China’s consumer inflation was more muted than expected last month and producer prices fell for the 37th consecutive month, adding to concerns about growing deflationary pressures which are likely to trigger further policy easing.
Annual consumer inflation picked up a shade to 1.5 percent last month, the National Bureau of Statistics said yesterday, edging up from 1.4 percent in March, but below the 1.6 percent predicted by analysts.
A seasonal jump in food prices aside, some economists said that the figures pointed to moderate price pressures and lackluster domestic demand in the world’s second-biggest economy.
Worried about China’s economy, whose growth cooled to a six-year low of 7 percent in the first three months of this year, the central bank has cut interest rates and relaxed banks’ reserve requirements four times in six months.

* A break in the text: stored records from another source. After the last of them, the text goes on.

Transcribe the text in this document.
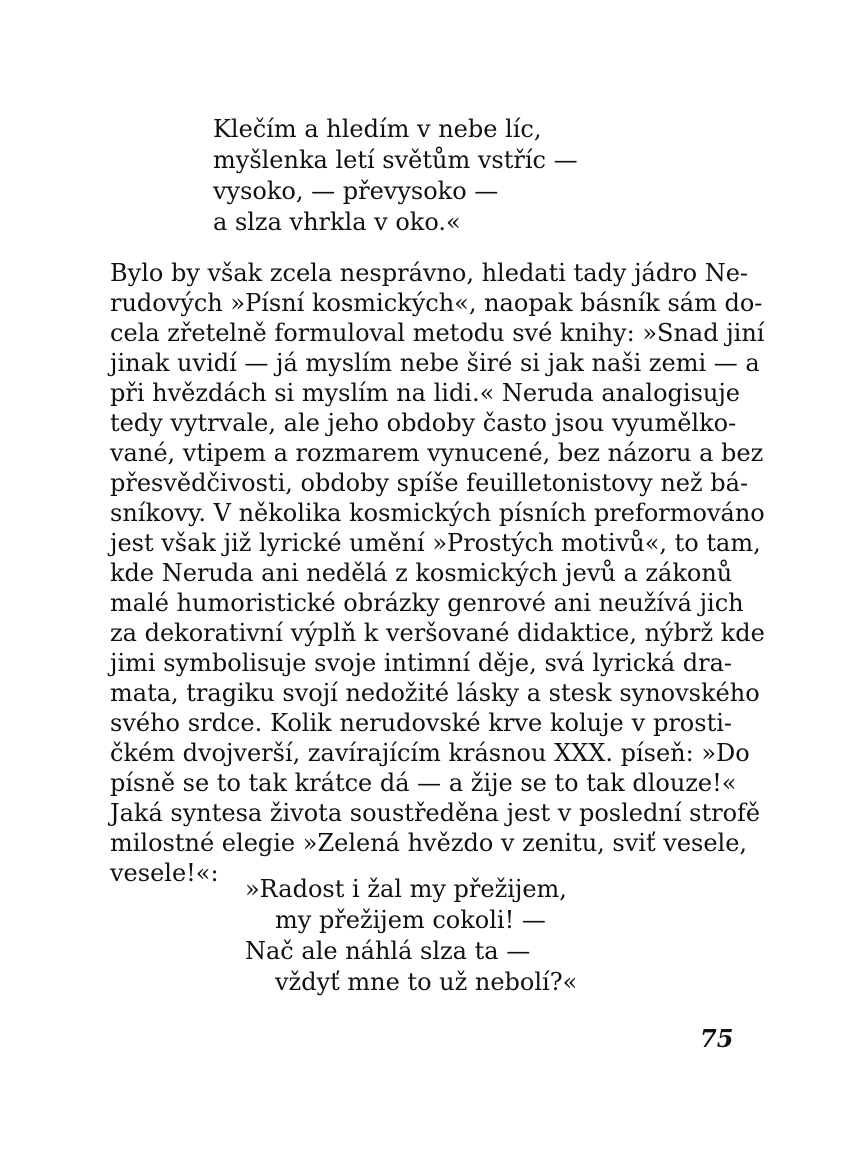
Klečím a hledím v nebe líc,
myšlenka letí světům vstříc —
vysoko, — převysoko —
a slza vhrkla v oko.«
Bylo by však zcela nesprávno, hledati tady jádro Ne-
rudových »Písní kosmických«, naopak básník sám do-
cela zřetelně formuloval metodu své knihy: »Snad jiní
jinak uvidí — já myslím nebe širé si jak naši zemi — a
při hvězdách si myslím na lidi.« Neruda analogisuje
tedy vytrvale, ale jeho obdoby často jsou vyumělko-
vané, vtipem a rozmarem vynucené, bez názoru a bez
přesvědčivosti, obdoby spíše feuilletonistovy než bá-
sníkovy. V několika kosmických písních preformováno
jest však již lyrické umění »Prostých motivů«, to tam,
kde Neruda ani nedělá z kosmických jevů a zákonů
malé humoristické obrázky genrové ani neužívá jich
za dekorativní výplň k veršované didaktice, nýbrž kde
jimi symbolisuje svoje intimní děje, svá lyrická dra-
mata, tragiku svojí nedožité lásky a stesk synovského
svého srdce. Kolik nerudovské krve koluje v prosti-
čkém dvojverší, zavírajícím krásnou XXX. píseň: »Do
písně se to tak krátce dá — a žije se to tak dlouze!«
Jaká syntesa života soustředěna jest v poslední strofě
milostné elegie »Zelená hvězdo v zenitu, sviť vesele,
vesele!«:
»Radost i žal my přežijem,
my přežijem cokoli! —
Nač ale náhlá slza ta —
vždyť mne to už nebolí?«
75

Indeed, the central bank acknowledged the growth challenges on Friday, when it said the economy faced headwinds and that the inflation outlook was benign, but ruled out the need for quantitative easing.
Wary about following in the footsteps of Japan, where a decade-long fall in consumer prices has hurt the economy, Chinese officials have warned about the danger of deflation, saying a cool down in inflation to under 1 percent would raise red flags.

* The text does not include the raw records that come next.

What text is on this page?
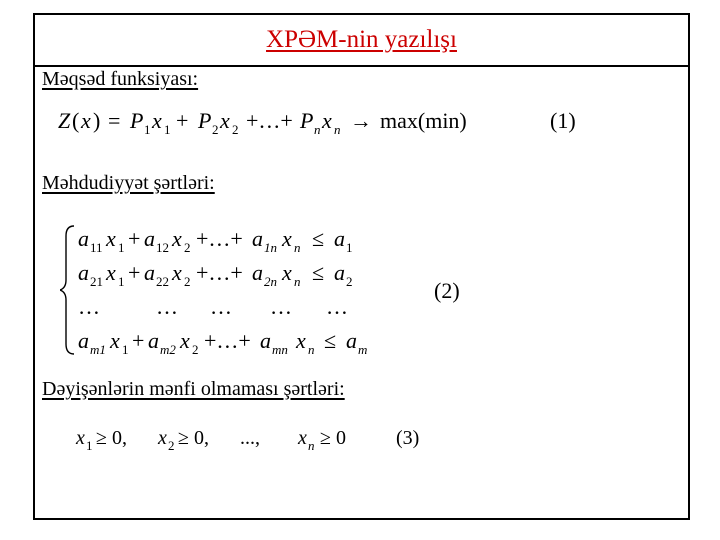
XPƏM-nin yazılışı
Məqsəd funksiyası:
Z ( x ) = P 1 x 1 + P 2 x 2 +…+ P n x n → max(min)	(1)
Məhdudiyyət şərtləri:
a 11 x 1 + a 12 x 2 +…+ a 1n x n ≤ a 1
a 21 x 1 + a 22 x 2 +…+ a 2n x n ≤ a 2
…	… … … …
a m1 x 1 + a m2 x 2 +…+ a mn x n ≤ a m
(2)
Dəyişənlərin mənfi olmaması şərtləri:
x 1 ≥ 0, x 2 ≥ 0, ..., x n ≥ 0	(3)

Yesterday’s data showed that producer prices remained stubbornly weak, with the producer price index sliding 4.6 percent.
The market had expected producer prices to fall by 4.4 percent on an annual basis after a decline of 4.6 percent in March.
Lower extraction costs for miners and cheaper raw material prices led the drop in producer prices, data showed. Extraction costs last month tumbled 19.6 percent from a year ago and raw material prices slid 8.3 percent.
Weighed down by a property downturn and slackening growth in manufacturing and investment, China’s economic growth is expected to slow to a quarter-century low of about 7 percent this year, from 7.4 percent last year.
Data suggests that the recent flurry of policy easing has yet to stoke a rebound in activity.
Consumer inflation is still far short of Beijing’s 3 percent target for this year, and trade data released on Friday also pointed to entrenched weakness.
Worried about the risk of job losses, China’s leaders are likely to resort to fiscal stimulus to revive growth, government economists said this week.